High hopes for the property
Village officials have weighed in support of Schmidbaur. They’ve seen absentee owners come and go, all claiming they’d renovate the once-lovely mansion that has been an eyesore on the southside of the village for decades now. The red tape in this case is especially galling, even by New York State’s usual Kafkaesque standards.
Saad said the project represents a major improvement to the area and the community and he doesn’t want to see the historic mansion sit derelict any longer.
“I never thought anyone would do it,” Saad said. “People have made promises and promises and never could do it.”
Village Mayor Bill Murphy said he’s also frustrated that the latest attempt to renovate this long derelict building has ground to a halt.
The mayor also recounted previous occasions where he’d gotten his hopes up about the property being revitalized, only to have them dashed when subsequent owners didn’t come through. Clovelea stands in a highly visible location to motorists entering the village on U.S. Route 9W.
“I’d love to see it fixed up, I drive by that thing every day,” Murphy said.
Village Historic Review Board member and local architect David Minch said he’s excited to see Clovelea in the hands of a local owner interested in preserving the historic mansion and stopping the neglect.
“She’s going to be great, she gets it,” Minch said speaking of Schmidbaur.
While it’s long sat derelict, Clovelea looms large over the history of Saugerties. The name Clovelea comes from the combination of a clove carved into one of the gable ends and its view of Platte Clove, he said.

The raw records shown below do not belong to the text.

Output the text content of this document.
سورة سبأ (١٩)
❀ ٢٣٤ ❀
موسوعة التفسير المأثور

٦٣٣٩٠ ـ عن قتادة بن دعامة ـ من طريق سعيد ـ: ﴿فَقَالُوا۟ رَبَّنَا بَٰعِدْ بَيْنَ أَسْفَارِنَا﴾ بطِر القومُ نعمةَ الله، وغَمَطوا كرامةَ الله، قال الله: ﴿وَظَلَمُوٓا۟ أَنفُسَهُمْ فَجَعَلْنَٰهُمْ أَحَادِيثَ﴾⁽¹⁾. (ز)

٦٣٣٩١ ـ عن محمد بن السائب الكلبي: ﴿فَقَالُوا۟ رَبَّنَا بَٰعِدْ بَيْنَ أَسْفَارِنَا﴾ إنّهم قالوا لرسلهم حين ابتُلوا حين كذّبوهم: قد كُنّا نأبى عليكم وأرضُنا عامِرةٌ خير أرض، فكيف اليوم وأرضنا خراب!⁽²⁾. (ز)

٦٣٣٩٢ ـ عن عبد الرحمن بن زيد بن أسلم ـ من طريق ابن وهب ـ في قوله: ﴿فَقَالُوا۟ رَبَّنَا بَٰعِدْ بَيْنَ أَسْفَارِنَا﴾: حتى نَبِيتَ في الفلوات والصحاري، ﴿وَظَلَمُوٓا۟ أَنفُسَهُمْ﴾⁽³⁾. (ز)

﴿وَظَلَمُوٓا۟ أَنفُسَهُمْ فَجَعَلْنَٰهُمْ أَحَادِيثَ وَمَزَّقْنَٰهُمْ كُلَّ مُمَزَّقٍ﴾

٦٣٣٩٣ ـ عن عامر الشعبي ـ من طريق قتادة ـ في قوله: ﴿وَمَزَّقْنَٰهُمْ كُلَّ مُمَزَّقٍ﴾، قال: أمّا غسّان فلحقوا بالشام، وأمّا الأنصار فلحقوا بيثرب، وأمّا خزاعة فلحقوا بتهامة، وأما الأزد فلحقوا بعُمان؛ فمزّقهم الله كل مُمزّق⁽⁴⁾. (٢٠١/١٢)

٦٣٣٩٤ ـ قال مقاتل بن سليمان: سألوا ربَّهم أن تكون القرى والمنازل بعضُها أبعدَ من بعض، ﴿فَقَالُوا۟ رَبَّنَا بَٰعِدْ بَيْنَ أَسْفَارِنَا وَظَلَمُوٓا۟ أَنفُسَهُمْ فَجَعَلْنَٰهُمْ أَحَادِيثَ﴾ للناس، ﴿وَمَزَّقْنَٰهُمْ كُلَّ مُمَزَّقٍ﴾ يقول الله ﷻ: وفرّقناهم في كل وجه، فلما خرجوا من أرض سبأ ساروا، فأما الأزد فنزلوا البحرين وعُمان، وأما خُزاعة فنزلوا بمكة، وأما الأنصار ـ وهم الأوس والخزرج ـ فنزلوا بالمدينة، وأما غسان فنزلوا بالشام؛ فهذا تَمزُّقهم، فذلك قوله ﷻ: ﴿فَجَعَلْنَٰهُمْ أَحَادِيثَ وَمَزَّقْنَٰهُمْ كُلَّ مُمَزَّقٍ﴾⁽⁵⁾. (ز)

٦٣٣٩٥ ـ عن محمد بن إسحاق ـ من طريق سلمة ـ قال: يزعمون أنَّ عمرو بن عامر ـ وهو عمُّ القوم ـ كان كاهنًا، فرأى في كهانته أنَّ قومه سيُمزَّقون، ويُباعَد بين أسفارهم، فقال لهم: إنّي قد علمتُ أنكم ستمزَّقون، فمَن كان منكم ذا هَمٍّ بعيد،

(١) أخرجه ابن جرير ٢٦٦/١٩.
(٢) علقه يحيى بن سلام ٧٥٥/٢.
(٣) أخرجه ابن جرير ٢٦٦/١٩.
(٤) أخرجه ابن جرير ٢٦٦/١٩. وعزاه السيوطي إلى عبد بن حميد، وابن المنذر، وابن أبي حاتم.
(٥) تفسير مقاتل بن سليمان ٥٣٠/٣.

“It’s a beautifully built stout structure,” he said, adding that the building is structurally sound and the roof is in good enough shape to protect the brick walls and foundations from the weather, while windows have been mostly boarded up to keep out the elements. He said the interior would require a good deal of work as most of it has been stripped or damaged by the fire.
Built as a home for businessman William R. Sheffield in 1882, Clovelea was sold to another businessman about 12 years after it was built. In the 1950s, the building became the Stonewall Hotel. It became Anton’s Restaurant in the 1960s, according to historian Michael Sullivan Smith’s website. It later became the popular Dragon Inn Chinese restaurant, and it flourished until a fire damaged the building in the early 1990s. It has since deteriorated significantly.

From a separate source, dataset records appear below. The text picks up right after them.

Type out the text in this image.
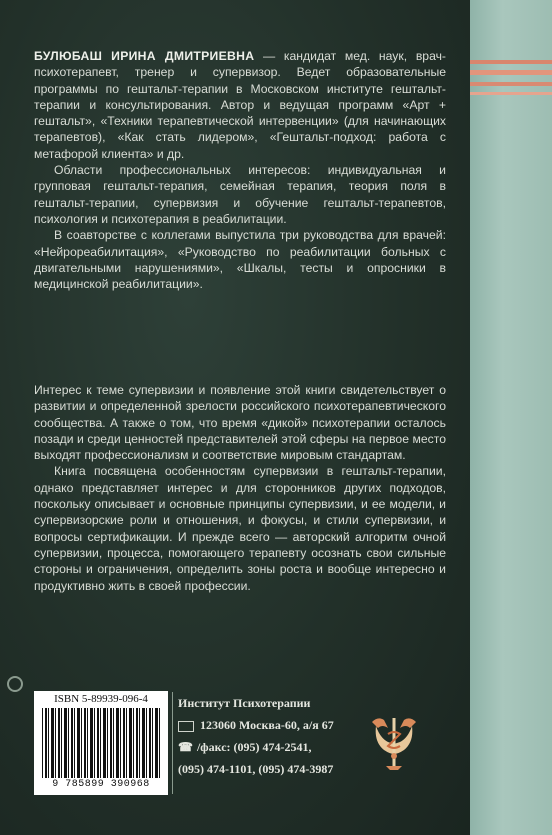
БУЛЮБАШ ИРИНА ДМИТРИЕВНА — кандидат мед. наук, врач-психотерапевт, тренер и супервизор. Ведет образовательные программы по гештальт-терапии в Московском институте гештальт-терапии и консультирования. Автор и ведущая программ «Арт + гештальт», «Техники терапевтической интервенции» (для начинающих терапевтов), «Как стать лидером», «Гештальт-подход: работа с метафорой клиента» и др.

Области профессиональных интересов: индивидуальная и групповая гештальт-терапия, семейная терапия, теория поля в гештальт-терапии, супервизия и обучение гештальт-терапевтов, психология и психотерапия в реабилитации.

В соавторстве с коллегами выпустила три руководства для врачей: «Нейрореабилитация», «Руководство по реабилитации больных с двигательными нарушениями», «Шкалы, тесты и опросники в медицинской реабилитации».

Интерес к теме супервизии и появление этой книги свидетельствует о развитии и определенной зрелости российского психотерапевтического сообщества. А также о том, что время «дикой» психотерапии осталось позади и среди ценностей представителей этой сферы на первое место выходят профессионализм и соответствие мировым стандартам.

Книга посвящена особенностям супервизии в гештальт-терапии, однако представляет интерес и для сторонников других подходов, поскольку описывает и основные принципы супервизии, и ее модели, и супервизорские роли и отношения, и фокусы, и стили супервизии, и вопросы сертификации. И прежде всего — авторский алгоритм очной супервизии, процесса, помогающего терапевту осознать свои сильные стороны и ограничения, определить зоны роста и вообще интересно и продуктивно жить в своей профессии.

ISBN 5-89939-096-4
9 785899 390968
Институт Психотерапии
123060 Москва-60, а/я 67
☎ /факс: (095) 474-2541,
(095) 474-1101, (095) 474-3987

Several buyers or would-be buyers had planned to tear it down but were stopped by history buffs and the Historical Review Board, because of the building’s attractiveness and its past. The building is registered locally as a historic site.
Minch such a designation carries real teeth and has protected the building from demolition.
Schmidbaur said she feels like this property is being targeted and she can’t figure out why.
“For almost 30 years there was this abandoned structure and the state did nothing to ensure anything was properly removed,” Schmidbaur said. “It does seem a person does have a vested interest in not seeing this building renovated. I’m curious as to who is the anonymous concerned citizen is.”
Schmidbaur said the hold-up couldn’t come at a worse time as demand for mental health services has skyrocketed at the same time some have called into question the appropriateness of some leaders at the Hudson Valley LGBTQ Center. That’s left an opening for mental services among the LGBTQIA+ community, she said.
County officials are also fighting HealthAlliance of the Hudson Valley parent WMCHealth over its plans to permanently shift inpatient mental services out of its Mary’s Ave campus at the former Benedictine Hospital to Poughkeepsie after the hospital operator previously said the move would only be temporary to free up space for COVID-19 patients.
Schmidbaur said she just wants to create a space in a beautiful building that offers a fresh slate for those in need of mental health services. She said she’ll create a holistic practice that looks at all factors that cause people to suffer mental health issues.
Schmidbaur asserted she’s here for the long run.
“I’m invested in our community and being part of the history here,” she said.